Beginning with Rock my Religion (Dan Graham 1984), this film offers a matrix of text, cine-footage and performance, connecting linkages through American history from the arrival of Anne Lee and her Shaker followers in the 18th Century and culminating in the dystopic ecstasy of Patti Smith. During its course Graham forms a compelling hagiographic, theoretical and biographical essay tracing a parallel history of its emergence in the USA via a particularly American sense of ecstasy that for Graham is embodied in rock ‘n’ roll.

AK Films archives of Newsreel Films vintage footage of the Black Panthers protests and rallies ‘What We Want, What We Believe’ Shows newsreel film. ‘Off the Pig’, ‘Mayday’ and ‘Repression’ highlighted not only iconic images of Angela Davis, Huey Newton and Eldridge Cleaver, but also the role of the Panthers Ten Point Plan, which proposed to tackle issues of poverty and injustice in ghetto neighbourhoods, including the famous pre-school breakfast programme. This footage offers a rare opportunity to see Black Panther protests and the visual and physical iconography of the Black Panther movement in its original context.

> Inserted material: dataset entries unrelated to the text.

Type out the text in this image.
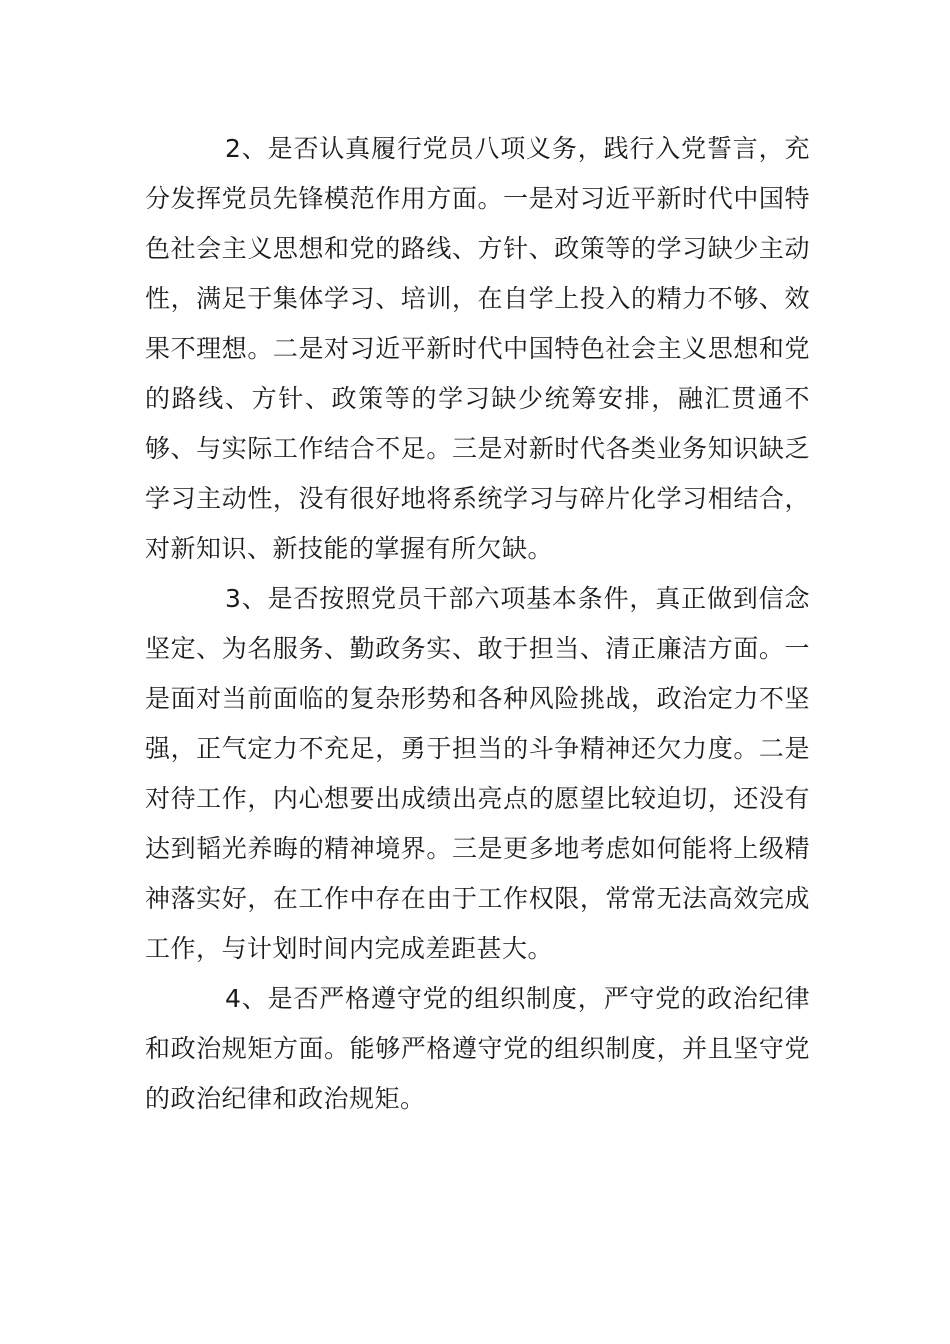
2、是否认真履行党员八项义务，践行入党誓言，充分发挥党员先锋模范作用方面。一是对习近平新时代中国特色社会主义思想和党的路线、方针、政策等的学习缺少主动性，满足于集体学习、培训，在自学上投入的精力不够、效果不理想。二是对习近平新时代中国特色社会主义思想和党的路线、方针、政策等的学习缺少统筹安排，融汇贯通不够、与实际工作结合不足。三是对新时代各类业务知识缺乏学习主动性，没有很好地将系统学习与碎片化学习相结合，对新知识、新技能的掌握有所欠缺。

3、是否按照党员干部六项基本条件，真正做到信念坚定、为名服务、勤政务实、敢于担当、清正廉洁方面。一是面对当前面临的复杂形势和各种风险挑战，政治定力不坚强，正气定力不充足，勇于担当的斗争精神还欠力度。二是对待工作，内心想要出成绩出亮点的愿望比较迫切，还没有达到韬光养晦的精神境界。三是更多地考虑如何能将上级精神落实好，在工作中存在由于工作权限，常常无法高效完成工作，与计划时间内完成差距甚大。

4、是否严格遵守党的组织制度，严守党的政治纪律和政治规矩方面。能够严格遵守党的组织制度，并且坚守党的政治纪律和政治规矩。
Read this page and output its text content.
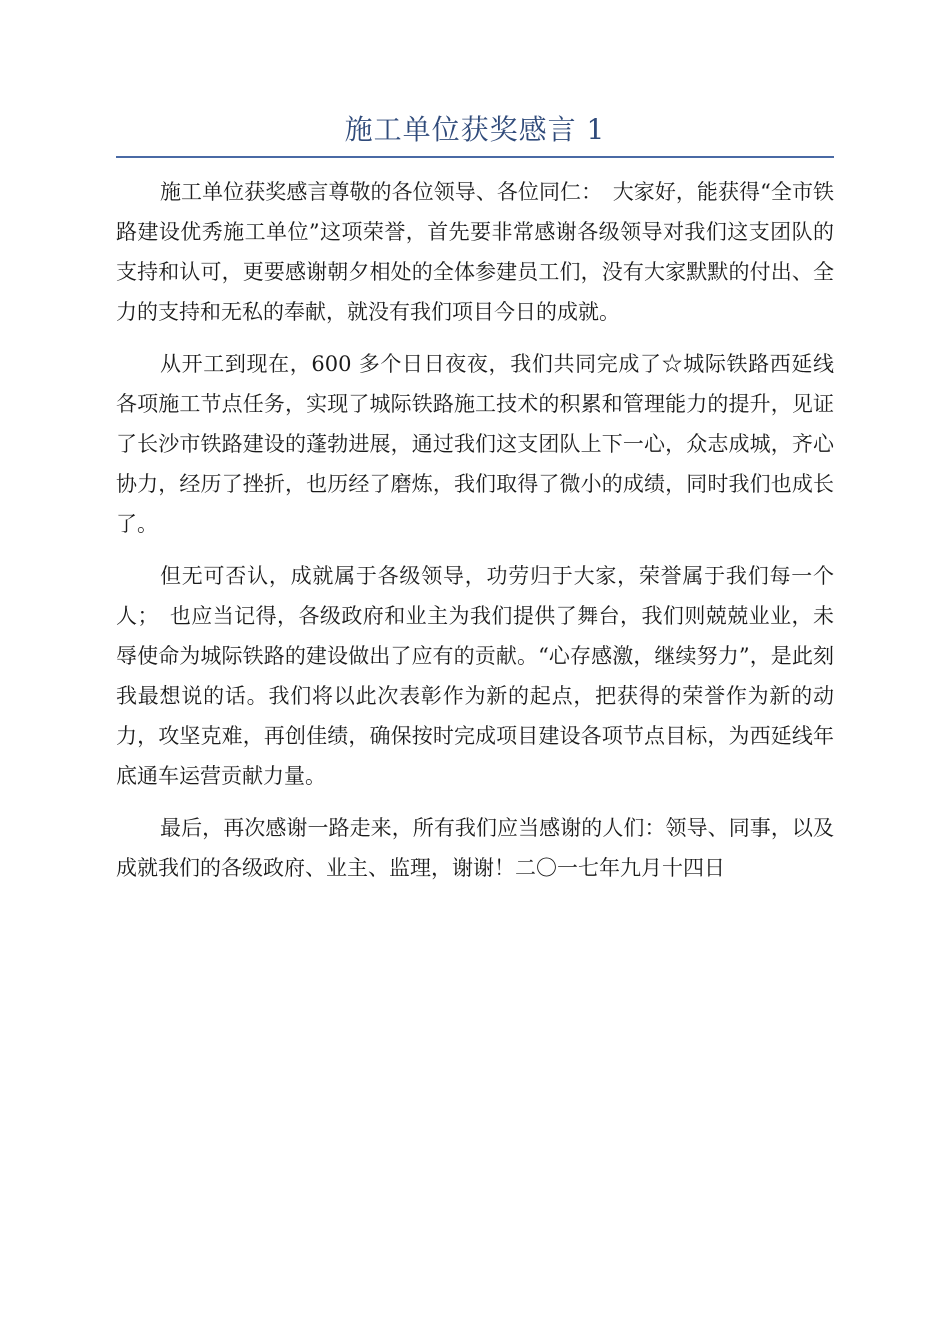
施工单位获奖感言 1

施工单位获奖感言尊敬的各位领导、各位同仁：　大家好，能获得“全市铁路建设优秀施工单位”这项荣誉，首先要非常感谢各级领导对我们这支团队的支持和认可，更要感谢朝夕相处的全体参建员工们，没有大家默默的付出、全力的支持和无私的奉献，就没有我们项目今日的成就。

从开工到现在，600 多个日日夜夜，我们共同完成了☆城际铁路西延线各项施工节点任务，实现了城际铁路施工技术的积累和管理能力的提升，见证了长沙市铁路建设的蓬勃进展，通过我们这支团队上下一心，众志成城，齐心协力，经历了挫折，也历经了磨炼，我们取得了微小的成绩，同时我们也成长了。

但无可否认，成就属于各级领导，功劳归于大家，荣誉属于我们每一个人；　也应当记得，各级政府和业主为我们提供了舞台，我们则兢兢业业，未辱使命为城际铁路的建设做出了应有的贡献。“心存感激，继续努力”，是此刻我最想说的话。我们将以此次表彰作为新的起点，把获得的荣誉作为新的动力，攻坚克难，再创佳绩，确保按时完成项目建设各项节点目标，为西延线年底通车运营贡献力量。

最后，再次感谢一路走来，所有我们应当感谢的人们：领导、同事，以及成就我们的各级政府、业主、监理，谢谢！二〇一七年九月十四日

‘1+1’ is the Director’s cut of ‘Sympathy for the Devil’ by Jean Luc Godard (1968) an exhilaration of Godard’s political engagement as it turns toward his (so called) Maoist phase. Contemporary with the height of American Black Power movement it creates a remarkable paradoxical picture which concentrates the conflicts inherent in the period, into a remarkable series of tableaux scenes. His lyrical filmic presence interlaces these with reflections of space during the recording of ‘Sympathy for the Devil’ by the Rolling Stones.

In the later part of the 1960′s with the Vietnam war becoming a media phenomenon, sport joined art, music and popular entertainment in a newly politicized arena, in which Black athletes were making their opinions clear. The BBC documentary ‘Black Power Salute’ (Geoff Small 2008) tells the story of the members of the 1968 US Olympic sprint team. Their protest actions in support of the Black Power movement and its agenda was defined by John Carlos and Tommy Smith, in an iconic gesture. During the awards ceremony of their gold and bronze medal for the 200 meter sprint, they raised their clenched fists in a Black Power salute. Almost immediately afterwards they were kicked out of the Olympics, and the film shows the impact of the persecution from the Olympic community and the American establishent in reaction to their radical engagement. Before the days of internet and social media, the Olympic viewership was the greatest the world had ever known of any event and this action became iconic for millions of people around the world.

Taken together in the space of one day, these films developed a complex collage offering a potential for a derive, through memory, theory, politics, iconography, and gesture, whilst opening up an array of possible readings of the space of protest versus the rules of the game (Le Regle du Jeu).